Comment 2 Dorit Naishlos 2007-05-08 21:00:14 UTC
Here is what happens in the three loops that don't get vectorized: (1) the loop in testvectdp2: This is the loop we analyze: # prephitmp.192_37 = PHI <storetmp.191_30(3), D.1443_42(5)> # i_1 = PHI <1(3), i_44(5)> <L15>:; D.1437_32 = prephitmp.192_37; D.1438_33 = (int8) i_1; D.1439_34 = D.1438_33 + -1; D.1440_36 = (*a_35(D))[D.1439_34]; D.1441_40 = (*b_39(D))[D.1439_34]; D.1442_41 = D.1441_40 * D.1440_36; D.1443_42 = prephitmp.192_37 + D.1442_41; storetmp.191_38 = D.1443_42; c__lsm.199_17 = D.1443_42; i_44 = i_1 + 1; if (i_1 == D.1429_5) goto <bb 6> (<L21>); else goto <bb 5> (<L20>); We recognize the reduction, but we think that it is used in the loop: pr31738.f90:14: note: reduction used in loop. and indeed, prephitmp.192_37 is used in: D.1443_42 = prephitmp.192_37 + D.1442_41; which is ok, because this is the reduction stmt, but also used here: D.1437_32 = prephitmp.192_37; which is indeed something that we normally don't allow. so the vectorizer is ok, except that in this case D.1437_32 doesn't seem to be used anywhere in the function, so this stmt looks dead to me, but for some reason it is not cleaned away before the vectorizer... Still need to investigate why. (2) the loop in testvecm: This looks like the problem reported in PR31756: failed to compute offset or step for (*a.0_11)[D.1559_52] create_data_ref: failed to create a dr for (*a.0_11)[D.1559_52] pr31738.f90:24: note: not vectorized: unhandled data-ref (3) the loop in testvecm2 Same story (the PR31756 problem): failed to compute offset or step for (*a.0_10)[D.1509_52] create_data_ref: failed to create a dr for (*a.0_10)[D.1509_52] pr31738.f90:32: note: not vectorized: unhandled data-ref
Comment 3 Dorit Naishlos 2007-05-16 20:45:32 UTC
(In reply to comment #2) > Here is what happens in the three loops that don't get vectorized: > (1) the loop in testvectdp2: ... > so the vectorizer is ok, except that in this case D.1437_32 doesn't seem to > be used anywhere in the function, so this stmt looks dead to me, but for > some reason it is not cleaned away before the vectorizer... Still need to > investigate why.
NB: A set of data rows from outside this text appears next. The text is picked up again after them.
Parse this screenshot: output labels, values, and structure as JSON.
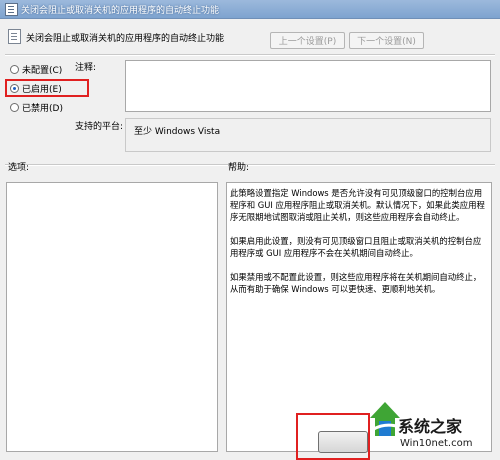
{
  "window": {
    "title": "关闭会阻止或取消关机的应用程序的自动终止功能"
  },
  "header": {
    "title": "关闭会阻止或取消关机的应用程序的自动终止功能",
    "prev_label": "上一个设置(P)",
    "next_label": "下一个设置(N)"
  },
  "state": {
    "options": [
      {
        "label": "未配置(C)",
        "checked": false
      },
      {
        "label": "已启用(E)",
        "checked": true
      },
      {
        "label": "已禁用(D)",
        "checked": false
      }
    ]
  },
  "comment": {
    "label": "注释:",
    "value": ""
  },
  "platform": {
    "label": "支持的平台:",
    "value": "至少 Windows Vista"
  },
  "options_section": {
    "label": "选项:"
  },
  "help_section": {
    "label": "帮助:",
    "paragraphs": [
      "此策略设置指定 Windows 是否允许没有可见顶级窗口的控制台应用程序和 GUI 应用程序阻止或取消关机。默认情况下，如果此类应用程序无限期地试图取消或阻止关机，则这些应用程序会自动终止。",
      "如果启用此设置，则没有可见顶级窗口且阻止或取消关机的控制台应用程序或 GUI 应用程序不会在关机期间自动终止。",
      "如果禁用或不配置此设置，则这些应用程序将在关机期间自动终止，从而有助于确保 Windows 可以更快速、更顺利地关机。"
    ]
  },
  "watermark": {
    "brand": "系统之家",
    "url": "Win10net.com"
  },
  "colors": {
    "highlight": "#e02020",
    "title_bar": "#8fb0d8"
  }
}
So looks like the stmt D.1437_32 = prephitmp.192_37 became dead by pass pr31738a.f90.089t.copyprop3. So the question is what's the most appropriate fix: (1) fix copyprop3 to also clean away any dead code it creates? (2) add a dce pass after copyprop3? (3) work around it in the vectorizer. I think it should be easy - just move the check of the uses of the reduction in the loop until after the vectorizer analysis pass that marks relevant stmts. If (3) sounds like the way to go - I can prepare a patch for that.
Comment 4 Andrew Pinski 2007-05-29 04:43:54 UTC
(In reply to comment #3) > (2) add a dce pass after copyprop3? This is already done now after: 2007-05-24 Zdenek Dvorak <email@example.com> * passes.c (init_optimization_passes): Add dceloop after copy propagation in loop optimizer. Add predictive commoning to loop optimizer passes. But still none of the functions are vectorized (at least for me).
Comment 5 Janne Blomqvist 2008-02-16 22:40:16 UTC
Still occurs with 4.3.0 20080216 (experimental) [trunk revision 132367] i.e. only the first procedure (testvectdp) vectorizes, and that only with -ffast-math.
Comment 6 Richard Biener 2008-04-28 09:39:16 UTC
For testvectdp2 we now miss to apply store-motion so the reduction is no longer recognized. This is the bad interaction between PRE and lim for which we have PR36009. If you add -fno-tree-pre vectorization fails because of t.f90:7: note: reduction: not commutative/associative: D.1011_34 even with -ffast-math.